First, we're not optimizing for comprehensive end-to-end workflows. By and large, we're designing our tools in isolation. We focus more on maximizing the individual components instead of maximizing the interaction between them. For example, Taskcluster and Treeherder are pretty good in isolation. But we're missing features like Treeherder being able to tell me the command to run locally to reproduce a failure: I want to see a failure on Treeherder and be able to copy and paste commands into my terminal to debug the failure. In the case of code review, we've designed two good code review tools (MozReview and Phabricator) but we haven't invested in making submitting code reviews turn key (the initial system configuration is difficult and we still don't have things like automatic bug filing or reviewer selection). We are leaving many workflow optimizations on the table by not implementing thoughtful tie-ins and transitions between various tools.

Second, by-and-large we're still optimizing for a single, monolithic user segment instead of recognizing and optimizing for different users and their workflow requirements. For example, mach help lists 92 commands. I don't think any single person cares about all 92 of those commands. The average person may only care about 10 or even 20. In terms of user interface design, the features and workflow requirements of small user segments are polluting the interface for all users and making the entire experience complicated and difficult to reason about. As a concrete example, why should a system add-on developer or a Firefox Developer Tools developer (these people tend to care about testing a standalone Firefox add-on) care about Gecko's build system or tests? If you aren't touching Gecko or Firefox's chrome code, why should you be exposed to workflows and requirements that don't have a major impact on you? Or something more extreme, if you are developing a standalone Rust module or Python package in mozilla-central, why do you need to care about Firefox at all? (Yes, Firefox or another downstream consumer may care about changes to that standalone component and you can't ignore those dependencies. But it should at least be possible to hide those dependencies.)
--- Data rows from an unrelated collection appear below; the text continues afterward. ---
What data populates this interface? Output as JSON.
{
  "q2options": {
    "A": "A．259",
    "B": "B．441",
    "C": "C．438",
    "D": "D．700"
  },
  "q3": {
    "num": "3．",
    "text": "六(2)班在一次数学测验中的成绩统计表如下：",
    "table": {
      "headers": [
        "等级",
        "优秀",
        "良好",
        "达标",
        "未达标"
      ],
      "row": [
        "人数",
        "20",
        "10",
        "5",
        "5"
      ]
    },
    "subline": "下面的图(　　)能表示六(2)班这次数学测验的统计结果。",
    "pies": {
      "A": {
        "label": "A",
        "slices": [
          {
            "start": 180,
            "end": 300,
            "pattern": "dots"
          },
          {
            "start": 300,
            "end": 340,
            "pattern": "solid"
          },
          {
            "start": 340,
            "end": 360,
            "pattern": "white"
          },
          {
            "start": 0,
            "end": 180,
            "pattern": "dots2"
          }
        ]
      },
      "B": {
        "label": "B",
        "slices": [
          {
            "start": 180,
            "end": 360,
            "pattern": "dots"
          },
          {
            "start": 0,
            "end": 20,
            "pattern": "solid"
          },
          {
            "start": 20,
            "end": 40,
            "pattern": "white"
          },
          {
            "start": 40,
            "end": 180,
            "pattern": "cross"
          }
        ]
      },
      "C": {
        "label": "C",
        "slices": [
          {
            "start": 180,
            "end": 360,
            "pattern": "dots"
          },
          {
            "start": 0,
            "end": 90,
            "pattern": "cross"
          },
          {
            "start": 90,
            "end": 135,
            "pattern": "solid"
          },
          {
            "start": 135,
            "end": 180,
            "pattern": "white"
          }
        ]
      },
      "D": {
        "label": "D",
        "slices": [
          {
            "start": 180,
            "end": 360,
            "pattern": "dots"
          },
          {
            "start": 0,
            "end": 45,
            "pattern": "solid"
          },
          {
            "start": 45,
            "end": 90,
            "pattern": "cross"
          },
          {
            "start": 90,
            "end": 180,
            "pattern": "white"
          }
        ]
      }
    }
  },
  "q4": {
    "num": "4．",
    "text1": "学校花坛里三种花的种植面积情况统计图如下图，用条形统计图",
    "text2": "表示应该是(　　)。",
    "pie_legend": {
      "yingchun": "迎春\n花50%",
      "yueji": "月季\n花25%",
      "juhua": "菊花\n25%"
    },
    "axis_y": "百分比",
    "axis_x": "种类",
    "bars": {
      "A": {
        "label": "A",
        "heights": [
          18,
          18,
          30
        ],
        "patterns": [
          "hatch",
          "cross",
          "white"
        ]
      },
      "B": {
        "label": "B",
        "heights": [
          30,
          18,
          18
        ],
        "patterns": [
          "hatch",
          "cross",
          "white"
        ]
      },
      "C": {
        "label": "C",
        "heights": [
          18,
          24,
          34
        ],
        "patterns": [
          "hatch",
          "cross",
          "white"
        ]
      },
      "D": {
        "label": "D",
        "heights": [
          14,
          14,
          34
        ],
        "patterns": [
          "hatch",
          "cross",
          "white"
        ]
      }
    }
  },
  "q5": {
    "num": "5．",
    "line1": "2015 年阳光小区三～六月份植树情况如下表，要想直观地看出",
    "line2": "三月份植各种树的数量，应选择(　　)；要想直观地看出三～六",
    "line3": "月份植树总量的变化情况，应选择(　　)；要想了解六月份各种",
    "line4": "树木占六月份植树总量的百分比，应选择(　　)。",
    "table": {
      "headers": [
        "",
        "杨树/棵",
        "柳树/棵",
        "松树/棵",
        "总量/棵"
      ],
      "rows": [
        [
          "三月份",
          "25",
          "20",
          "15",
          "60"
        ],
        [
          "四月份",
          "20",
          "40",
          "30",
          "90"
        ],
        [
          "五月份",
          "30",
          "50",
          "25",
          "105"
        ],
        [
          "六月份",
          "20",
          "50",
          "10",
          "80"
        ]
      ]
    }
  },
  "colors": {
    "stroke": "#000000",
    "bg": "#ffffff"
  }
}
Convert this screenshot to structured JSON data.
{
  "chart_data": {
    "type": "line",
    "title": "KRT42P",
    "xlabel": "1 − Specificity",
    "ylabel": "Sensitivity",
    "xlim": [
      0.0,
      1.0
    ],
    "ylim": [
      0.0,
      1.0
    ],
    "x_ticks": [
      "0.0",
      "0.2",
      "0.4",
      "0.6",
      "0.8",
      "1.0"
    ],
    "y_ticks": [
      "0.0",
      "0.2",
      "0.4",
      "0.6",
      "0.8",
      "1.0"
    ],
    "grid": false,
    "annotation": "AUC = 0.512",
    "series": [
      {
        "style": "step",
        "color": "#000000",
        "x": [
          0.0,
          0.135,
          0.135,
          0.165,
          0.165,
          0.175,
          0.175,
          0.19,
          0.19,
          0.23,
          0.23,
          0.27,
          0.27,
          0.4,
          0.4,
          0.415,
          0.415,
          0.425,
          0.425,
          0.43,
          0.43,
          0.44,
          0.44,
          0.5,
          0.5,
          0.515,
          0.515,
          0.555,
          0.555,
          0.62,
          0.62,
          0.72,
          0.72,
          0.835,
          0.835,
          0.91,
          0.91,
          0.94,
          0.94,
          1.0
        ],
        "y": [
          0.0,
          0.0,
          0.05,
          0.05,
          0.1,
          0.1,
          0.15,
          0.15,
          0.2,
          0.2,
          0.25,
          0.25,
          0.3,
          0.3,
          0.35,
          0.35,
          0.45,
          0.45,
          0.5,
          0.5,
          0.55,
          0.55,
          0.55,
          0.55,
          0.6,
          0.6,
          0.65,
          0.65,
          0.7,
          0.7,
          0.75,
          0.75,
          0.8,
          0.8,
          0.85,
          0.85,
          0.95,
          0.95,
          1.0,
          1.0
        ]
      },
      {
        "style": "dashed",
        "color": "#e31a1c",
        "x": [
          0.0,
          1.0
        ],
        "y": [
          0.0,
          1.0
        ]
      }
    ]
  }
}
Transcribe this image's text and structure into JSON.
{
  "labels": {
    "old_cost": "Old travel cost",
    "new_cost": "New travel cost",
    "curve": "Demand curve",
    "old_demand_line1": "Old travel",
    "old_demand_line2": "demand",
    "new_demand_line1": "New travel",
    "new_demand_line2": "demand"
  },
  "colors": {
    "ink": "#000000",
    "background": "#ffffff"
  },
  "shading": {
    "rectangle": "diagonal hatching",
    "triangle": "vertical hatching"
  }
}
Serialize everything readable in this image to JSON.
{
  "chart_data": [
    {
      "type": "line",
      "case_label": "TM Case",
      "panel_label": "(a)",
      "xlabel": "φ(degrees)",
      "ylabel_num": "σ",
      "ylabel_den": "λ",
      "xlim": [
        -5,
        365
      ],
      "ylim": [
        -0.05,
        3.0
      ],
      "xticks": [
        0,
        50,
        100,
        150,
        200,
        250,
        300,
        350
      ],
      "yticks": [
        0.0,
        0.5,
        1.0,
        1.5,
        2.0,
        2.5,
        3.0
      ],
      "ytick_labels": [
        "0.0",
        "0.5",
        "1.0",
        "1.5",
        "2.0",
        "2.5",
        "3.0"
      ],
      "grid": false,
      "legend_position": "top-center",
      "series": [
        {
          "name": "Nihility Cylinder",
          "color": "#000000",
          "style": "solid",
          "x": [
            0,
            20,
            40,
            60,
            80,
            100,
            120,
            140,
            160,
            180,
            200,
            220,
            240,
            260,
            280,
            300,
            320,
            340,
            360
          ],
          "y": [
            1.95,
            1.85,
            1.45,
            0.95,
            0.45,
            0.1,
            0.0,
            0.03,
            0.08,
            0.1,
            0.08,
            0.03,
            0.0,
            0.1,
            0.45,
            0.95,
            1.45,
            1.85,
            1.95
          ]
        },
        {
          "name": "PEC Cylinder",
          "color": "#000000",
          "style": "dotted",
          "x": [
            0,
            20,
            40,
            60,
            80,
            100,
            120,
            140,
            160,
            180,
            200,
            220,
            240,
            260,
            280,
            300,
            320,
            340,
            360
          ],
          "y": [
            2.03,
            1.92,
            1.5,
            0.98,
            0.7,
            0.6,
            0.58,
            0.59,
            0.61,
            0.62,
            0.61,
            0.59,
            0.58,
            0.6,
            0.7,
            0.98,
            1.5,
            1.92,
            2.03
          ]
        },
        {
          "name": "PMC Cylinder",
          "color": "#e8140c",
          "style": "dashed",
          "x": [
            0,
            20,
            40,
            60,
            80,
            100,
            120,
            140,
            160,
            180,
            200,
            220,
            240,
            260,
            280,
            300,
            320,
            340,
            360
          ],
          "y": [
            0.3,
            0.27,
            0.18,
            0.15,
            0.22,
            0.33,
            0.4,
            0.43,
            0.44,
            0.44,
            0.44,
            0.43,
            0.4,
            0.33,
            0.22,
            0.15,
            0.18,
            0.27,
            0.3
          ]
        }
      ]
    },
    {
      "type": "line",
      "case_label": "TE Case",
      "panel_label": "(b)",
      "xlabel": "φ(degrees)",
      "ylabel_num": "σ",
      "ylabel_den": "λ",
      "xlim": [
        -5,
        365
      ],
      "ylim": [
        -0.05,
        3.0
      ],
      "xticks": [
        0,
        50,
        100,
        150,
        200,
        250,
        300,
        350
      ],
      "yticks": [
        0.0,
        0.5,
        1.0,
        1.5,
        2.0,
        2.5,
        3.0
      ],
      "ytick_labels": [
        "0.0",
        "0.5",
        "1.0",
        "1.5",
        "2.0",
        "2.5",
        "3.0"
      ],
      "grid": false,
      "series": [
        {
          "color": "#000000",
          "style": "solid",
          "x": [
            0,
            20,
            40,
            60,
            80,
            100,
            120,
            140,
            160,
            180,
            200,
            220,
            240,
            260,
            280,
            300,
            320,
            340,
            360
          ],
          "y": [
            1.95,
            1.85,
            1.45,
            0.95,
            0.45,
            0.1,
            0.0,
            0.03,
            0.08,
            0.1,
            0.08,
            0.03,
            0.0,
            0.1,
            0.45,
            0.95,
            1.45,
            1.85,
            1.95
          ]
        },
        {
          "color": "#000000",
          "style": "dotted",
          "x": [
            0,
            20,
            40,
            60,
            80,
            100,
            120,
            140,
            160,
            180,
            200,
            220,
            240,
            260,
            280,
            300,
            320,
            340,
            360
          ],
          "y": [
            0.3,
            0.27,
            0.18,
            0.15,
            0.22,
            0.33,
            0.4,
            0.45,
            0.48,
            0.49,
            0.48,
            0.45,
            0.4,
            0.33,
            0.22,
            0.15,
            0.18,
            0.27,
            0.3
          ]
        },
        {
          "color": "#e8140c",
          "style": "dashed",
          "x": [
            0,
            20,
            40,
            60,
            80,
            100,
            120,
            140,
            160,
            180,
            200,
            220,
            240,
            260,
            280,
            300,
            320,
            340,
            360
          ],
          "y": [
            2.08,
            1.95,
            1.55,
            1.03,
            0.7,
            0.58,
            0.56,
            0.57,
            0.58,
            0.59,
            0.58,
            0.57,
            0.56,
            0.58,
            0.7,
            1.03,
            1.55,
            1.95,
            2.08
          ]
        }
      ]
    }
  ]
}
Waving my hands, the solution to these problems is to treat Firefox development workflow as a product and to apply the same rigor that we use for actual Firefox product development. Give people with a vision for the entire workflow the ability to prioritize investment across tools and platforms. Give them a process for defining features that work across tools. Perform formal user studies. See how people are actually using the tools you build. Bring in design and user experience experts to help formulate better workflows. Perform user typing so different, segmentable workflows can be optimized for. Treat developers as you treat users of real products: listen to them. Give developers a voice to express frustrations. Let them tell you what they are trying to do and what they wish they could do. Integrate this feedback into a feature roadmap. Turn common feedback into action items for new features.

If you think these ideas are silly and it doesn't make sense to apply a product mindset to developer workflows and tooling, then you should be asking whether product management and all that it entails is also a silly idea. If you believe that aspects of product management have beneficial outcomes (which most companies do because otherwise there wouldn't be product managers), then why wouldn't you want to apply the methods of that discipline to developers and development workflows? Developers are users too and the fact that they work for the same company that is creating the product shouldn't make them immune from the benefits of product management.

If we want to make contributing to Firefox an even better experience for Mozilla employees and community contributors, I think we need to take a step back and assess the situation as a product manager would. The improvements that have been made to the individual pieces constituting Firefox's development workflow during my nearly seven years at Mozilla have been incredible. But I think in order to achieve the next round of major advancements in workflow productivity, we'll need to focus on how all of the pieces fit together. And that requires treating the entire workflow as a cohesive product.